Первая совместная неделя прошла так чертовски быстро, что мои нервы все еще на пределе. Если бы я не отстранился, она была бы сейчас в моей постели, ее семнадцатилетнее тело изгибалось подо мной, а огромные обожающие глаза умоляли бы о невыполнимом: о Леопольде, открытых отношениях. О моем сердце…

Она слишком молода, чтобы отделять секс от любви, а я потерял интерес ко всему, кроме физического удовольствия.

Когда-нибудь мы добьемся того, чего хотим, а ее недоверие к мужчинам может стать невосполнимым.

Мама интуитивно наблюдает за мной, мягкое выражение ее лица окаймляют черные волосы, спадающие на плечи. Она протягивает руку, чтобы пальцами ухватиться за выбившийся локон, и, изучая меня, водит им взад и вперед по подбородку. Я пью пиво и игнорирую ее.

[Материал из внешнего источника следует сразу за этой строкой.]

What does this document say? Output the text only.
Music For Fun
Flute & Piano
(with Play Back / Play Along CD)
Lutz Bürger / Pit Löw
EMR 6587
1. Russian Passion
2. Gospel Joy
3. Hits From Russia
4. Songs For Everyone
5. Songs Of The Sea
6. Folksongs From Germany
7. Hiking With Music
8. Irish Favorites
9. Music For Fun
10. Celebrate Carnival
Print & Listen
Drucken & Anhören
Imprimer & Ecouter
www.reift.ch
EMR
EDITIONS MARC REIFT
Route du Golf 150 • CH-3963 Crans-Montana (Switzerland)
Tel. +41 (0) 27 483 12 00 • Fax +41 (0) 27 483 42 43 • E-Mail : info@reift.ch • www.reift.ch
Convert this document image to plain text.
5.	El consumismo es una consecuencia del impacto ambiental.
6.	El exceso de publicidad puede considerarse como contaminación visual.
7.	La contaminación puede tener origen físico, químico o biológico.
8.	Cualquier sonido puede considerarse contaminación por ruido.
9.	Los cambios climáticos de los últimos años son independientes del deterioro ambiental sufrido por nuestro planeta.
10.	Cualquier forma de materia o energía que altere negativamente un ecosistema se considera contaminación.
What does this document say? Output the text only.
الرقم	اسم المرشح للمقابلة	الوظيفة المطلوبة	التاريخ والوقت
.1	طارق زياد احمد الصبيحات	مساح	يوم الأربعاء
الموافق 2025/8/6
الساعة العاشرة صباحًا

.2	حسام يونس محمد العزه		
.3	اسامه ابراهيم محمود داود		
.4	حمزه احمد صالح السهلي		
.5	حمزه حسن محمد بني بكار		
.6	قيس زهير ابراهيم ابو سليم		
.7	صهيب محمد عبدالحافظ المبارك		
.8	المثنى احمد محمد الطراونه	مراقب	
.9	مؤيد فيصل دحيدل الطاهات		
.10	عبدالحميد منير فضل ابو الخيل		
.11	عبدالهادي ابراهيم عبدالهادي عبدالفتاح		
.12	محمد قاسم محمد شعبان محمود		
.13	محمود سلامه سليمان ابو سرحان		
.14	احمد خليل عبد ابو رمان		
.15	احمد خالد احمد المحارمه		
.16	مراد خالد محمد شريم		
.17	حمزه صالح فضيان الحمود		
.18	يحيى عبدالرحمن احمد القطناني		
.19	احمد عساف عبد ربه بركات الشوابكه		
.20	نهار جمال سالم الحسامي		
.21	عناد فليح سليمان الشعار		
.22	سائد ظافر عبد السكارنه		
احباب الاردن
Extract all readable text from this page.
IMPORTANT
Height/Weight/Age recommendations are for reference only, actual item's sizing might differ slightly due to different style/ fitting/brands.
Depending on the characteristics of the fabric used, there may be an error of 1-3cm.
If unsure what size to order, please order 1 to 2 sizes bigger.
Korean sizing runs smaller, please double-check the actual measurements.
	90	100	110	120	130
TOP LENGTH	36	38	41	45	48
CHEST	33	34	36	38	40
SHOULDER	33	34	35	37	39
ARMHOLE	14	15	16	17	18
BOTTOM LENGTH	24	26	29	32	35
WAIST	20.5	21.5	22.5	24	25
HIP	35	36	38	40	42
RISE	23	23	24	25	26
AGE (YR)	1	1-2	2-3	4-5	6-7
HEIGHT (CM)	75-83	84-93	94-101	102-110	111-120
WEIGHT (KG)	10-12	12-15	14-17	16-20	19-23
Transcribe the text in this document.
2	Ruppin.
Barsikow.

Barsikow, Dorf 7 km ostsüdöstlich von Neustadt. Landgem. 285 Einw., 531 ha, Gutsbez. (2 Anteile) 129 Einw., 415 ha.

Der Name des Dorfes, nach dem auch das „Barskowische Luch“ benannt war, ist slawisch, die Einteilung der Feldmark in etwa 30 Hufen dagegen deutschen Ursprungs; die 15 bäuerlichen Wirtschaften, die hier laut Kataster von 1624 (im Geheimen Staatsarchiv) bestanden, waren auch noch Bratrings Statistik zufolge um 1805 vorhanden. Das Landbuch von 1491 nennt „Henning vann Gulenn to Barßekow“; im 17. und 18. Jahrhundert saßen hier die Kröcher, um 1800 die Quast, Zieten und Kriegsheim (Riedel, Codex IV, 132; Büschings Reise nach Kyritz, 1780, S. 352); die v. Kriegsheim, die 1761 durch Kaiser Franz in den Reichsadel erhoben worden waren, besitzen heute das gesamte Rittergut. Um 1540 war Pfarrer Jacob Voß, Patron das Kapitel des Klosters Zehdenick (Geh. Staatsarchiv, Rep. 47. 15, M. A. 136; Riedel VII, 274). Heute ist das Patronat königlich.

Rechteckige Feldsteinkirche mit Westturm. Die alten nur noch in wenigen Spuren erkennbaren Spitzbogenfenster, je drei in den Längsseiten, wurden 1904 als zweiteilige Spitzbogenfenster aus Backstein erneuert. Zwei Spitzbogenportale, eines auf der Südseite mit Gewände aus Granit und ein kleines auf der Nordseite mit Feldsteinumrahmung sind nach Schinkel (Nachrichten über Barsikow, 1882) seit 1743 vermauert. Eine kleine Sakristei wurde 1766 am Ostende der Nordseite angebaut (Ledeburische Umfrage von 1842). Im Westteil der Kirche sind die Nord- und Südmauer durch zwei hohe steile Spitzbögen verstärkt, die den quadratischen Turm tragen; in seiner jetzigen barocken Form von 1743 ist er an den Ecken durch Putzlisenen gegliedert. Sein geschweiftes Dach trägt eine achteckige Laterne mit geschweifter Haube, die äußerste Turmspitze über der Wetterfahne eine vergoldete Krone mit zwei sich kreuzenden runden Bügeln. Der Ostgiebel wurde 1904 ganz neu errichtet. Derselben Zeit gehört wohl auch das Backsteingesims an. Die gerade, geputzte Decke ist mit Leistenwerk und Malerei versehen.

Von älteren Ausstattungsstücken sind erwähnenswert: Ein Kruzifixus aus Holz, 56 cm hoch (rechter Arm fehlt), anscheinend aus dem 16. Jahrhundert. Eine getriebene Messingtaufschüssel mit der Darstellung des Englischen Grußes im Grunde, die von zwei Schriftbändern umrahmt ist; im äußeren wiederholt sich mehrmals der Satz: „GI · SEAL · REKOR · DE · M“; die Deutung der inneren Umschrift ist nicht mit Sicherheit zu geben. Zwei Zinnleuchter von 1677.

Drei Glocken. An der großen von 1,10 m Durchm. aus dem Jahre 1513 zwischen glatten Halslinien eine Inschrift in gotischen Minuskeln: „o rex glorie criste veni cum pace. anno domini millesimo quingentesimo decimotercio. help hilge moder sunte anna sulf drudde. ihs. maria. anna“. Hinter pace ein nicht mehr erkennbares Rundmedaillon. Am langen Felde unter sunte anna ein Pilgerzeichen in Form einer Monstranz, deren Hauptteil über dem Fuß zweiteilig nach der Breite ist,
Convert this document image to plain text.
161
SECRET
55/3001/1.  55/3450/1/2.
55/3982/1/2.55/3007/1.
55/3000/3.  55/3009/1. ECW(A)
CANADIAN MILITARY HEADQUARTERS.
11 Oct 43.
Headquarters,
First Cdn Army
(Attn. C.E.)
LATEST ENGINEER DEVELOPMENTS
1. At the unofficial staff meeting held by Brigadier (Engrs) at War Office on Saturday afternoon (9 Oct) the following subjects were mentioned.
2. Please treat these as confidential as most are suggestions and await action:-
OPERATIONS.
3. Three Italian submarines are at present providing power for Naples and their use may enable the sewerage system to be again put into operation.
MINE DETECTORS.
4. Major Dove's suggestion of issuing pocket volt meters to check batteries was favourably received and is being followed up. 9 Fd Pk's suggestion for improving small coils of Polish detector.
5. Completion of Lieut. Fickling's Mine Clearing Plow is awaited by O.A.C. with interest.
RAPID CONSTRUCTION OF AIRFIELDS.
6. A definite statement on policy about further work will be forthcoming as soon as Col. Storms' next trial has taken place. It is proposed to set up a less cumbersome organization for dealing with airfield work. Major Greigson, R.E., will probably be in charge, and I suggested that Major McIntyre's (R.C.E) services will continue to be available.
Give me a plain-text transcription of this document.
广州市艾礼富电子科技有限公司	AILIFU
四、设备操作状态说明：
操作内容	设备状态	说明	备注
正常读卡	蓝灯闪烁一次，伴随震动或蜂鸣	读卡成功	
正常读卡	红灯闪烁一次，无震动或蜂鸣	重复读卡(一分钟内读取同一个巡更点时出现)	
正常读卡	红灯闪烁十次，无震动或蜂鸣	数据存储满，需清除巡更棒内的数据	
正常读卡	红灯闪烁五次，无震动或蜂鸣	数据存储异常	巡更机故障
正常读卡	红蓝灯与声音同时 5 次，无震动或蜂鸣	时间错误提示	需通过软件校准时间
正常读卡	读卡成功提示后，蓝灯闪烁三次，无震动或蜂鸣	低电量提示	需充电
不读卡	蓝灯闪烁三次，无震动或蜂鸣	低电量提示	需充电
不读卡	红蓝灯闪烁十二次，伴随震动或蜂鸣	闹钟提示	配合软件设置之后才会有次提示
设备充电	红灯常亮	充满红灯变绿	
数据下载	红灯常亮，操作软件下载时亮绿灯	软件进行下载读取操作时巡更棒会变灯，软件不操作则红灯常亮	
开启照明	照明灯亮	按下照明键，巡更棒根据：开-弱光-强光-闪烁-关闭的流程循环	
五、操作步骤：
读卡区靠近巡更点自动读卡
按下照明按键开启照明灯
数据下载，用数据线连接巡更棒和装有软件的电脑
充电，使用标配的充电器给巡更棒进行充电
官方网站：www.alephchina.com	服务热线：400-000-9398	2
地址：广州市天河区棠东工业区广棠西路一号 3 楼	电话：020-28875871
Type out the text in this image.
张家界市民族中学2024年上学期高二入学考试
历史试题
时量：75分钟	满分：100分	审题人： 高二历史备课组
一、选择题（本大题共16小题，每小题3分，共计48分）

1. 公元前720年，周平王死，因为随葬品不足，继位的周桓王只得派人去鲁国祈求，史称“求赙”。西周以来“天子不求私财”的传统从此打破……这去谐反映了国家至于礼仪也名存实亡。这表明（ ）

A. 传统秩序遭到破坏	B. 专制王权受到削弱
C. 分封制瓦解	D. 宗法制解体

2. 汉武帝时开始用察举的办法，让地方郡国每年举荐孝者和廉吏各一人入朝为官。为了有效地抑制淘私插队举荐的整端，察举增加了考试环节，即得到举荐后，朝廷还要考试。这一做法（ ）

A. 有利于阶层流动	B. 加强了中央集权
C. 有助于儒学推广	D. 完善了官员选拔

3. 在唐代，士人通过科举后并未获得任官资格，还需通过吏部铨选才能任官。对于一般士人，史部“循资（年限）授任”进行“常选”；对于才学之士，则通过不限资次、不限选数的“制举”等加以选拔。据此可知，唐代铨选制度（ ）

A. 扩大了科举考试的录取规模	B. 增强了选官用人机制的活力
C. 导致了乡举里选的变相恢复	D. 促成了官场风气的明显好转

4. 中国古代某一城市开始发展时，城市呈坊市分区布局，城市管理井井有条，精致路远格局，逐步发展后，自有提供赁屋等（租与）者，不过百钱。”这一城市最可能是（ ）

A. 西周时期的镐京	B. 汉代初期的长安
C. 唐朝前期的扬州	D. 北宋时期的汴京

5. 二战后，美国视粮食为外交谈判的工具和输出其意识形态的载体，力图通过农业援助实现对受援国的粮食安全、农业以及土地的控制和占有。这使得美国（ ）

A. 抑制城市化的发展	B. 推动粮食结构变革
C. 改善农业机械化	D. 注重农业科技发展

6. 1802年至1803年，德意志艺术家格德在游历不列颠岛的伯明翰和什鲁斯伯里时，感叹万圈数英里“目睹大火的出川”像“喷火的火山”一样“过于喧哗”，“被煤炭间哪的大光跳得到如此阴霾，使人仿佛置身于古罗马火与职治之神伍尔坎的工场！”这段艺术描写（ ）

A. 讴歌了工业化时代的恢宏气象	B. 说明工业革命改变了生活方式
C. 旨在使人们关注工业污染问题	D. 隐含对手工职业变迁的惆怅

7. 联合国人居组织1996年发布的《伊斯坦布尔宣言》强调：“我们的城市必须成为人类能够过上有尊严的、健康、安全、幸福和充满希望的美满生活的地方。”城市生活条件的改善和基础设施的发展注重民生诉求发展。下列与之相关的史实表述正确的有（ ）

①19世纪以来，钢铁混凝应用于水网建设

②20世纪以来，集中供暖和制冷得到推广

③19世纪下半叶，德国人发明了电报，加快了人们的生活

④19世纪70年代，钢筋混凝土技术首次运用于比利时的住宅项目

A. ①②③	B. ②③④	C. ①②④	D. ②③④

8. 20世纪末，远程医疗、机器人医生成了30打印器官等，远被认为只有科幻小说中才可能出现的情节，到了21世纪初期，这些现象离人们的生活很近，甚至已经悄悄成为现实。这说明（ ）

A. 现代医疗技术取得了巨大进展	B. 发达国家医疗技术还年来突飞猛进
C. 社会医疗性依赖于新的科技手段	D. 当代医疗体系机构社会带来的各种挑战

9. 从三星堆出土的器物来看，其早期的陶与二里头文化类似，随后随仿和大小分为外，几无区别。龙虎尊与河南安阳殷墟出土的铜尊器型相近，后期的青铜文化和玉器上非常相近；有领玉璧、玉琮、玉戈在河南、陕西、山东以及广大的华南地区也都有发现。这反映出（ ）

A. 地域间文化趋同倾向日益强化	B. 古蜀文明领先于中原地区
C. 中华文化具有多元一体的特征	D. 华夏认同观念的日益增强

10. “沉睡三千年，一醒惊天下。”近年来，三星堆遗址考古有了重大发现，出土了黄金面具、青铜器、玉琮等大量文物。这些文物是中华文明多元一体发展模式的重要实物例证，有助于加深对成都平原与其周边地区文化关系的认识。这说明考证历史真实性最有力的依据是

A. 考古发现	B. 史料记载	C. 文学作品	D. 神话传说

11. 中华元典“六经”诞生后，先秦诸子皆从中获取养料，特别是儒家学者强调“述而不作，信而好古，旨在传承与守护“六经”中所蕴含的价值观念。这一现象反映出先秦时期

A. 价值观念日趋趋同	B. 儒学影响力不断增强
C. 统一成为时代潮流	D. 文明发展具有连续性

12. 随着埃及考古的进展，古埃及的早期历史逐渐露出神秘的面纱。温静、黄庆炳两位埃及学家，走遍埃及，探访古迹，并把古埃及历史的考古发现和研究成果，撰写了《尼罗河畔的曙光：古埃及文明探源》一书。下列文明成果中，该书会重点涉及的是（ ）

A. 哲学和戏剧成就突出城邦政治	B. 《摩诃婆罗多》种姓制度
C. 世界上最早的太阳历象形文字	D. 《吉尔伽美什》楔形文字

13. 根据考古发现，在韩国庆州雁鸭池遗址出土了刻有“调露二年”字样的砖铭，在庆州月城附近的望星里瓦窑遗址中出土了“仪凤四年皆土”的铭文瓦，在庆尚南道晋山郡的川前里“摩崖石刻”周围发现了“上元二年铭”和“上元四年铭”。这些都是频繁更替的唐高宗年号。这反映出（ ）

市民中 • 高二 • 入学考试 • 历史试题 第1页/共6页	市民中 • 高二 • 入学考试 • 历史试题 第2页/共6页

– Ты встретил кого-то. – Она опускает руку и наклоняет голову.

Приехали.

– Нет, Я...

– Эмерик Майкл Марсо, не лги своей матери.

Я встаю и иду к стойке. Опираясь на неё бутылкой, балансирую на выступе.

– Не собираюсь это обсуждать с тобой, мам.

Я хочу, но если произнесу это вслух, то все мои слова превратятся в реальность.

Слышу приближающиеся шаги отца.

– Что именно обсуждать?

Его очки съехали на кончик носа, а сам он уткнулся в телефон.

– Эмерик кое с кем познакомился. – Мама улыбается поверх бокала, не сводя с меня глаз.

Не отрывая взгляда от телефона, он проходит мимо, дотрагиваясь до ее шеи.

– Будем надеяться, что она лучше предыдущей.

Лучше? Джоанн – это реальность.

Что касается Айвори, она как дурманящий, покрытый мраком сон, что снится по ночам, преследует глубоко в сознании. Но днем она – предоставляющая угрозу фантазия, которая заставляет мужчин творить нечто, вытаращив глаза.

– Кто она? – Мама продолжает потягивать вино.

– Она под запретом, – быстро говорю я и поворачиваюсь к папе. – Ну и как новый врач, которого ты нанял для работы в клинике?

– Он... в порядке. – Сдержанность усиливает его голос.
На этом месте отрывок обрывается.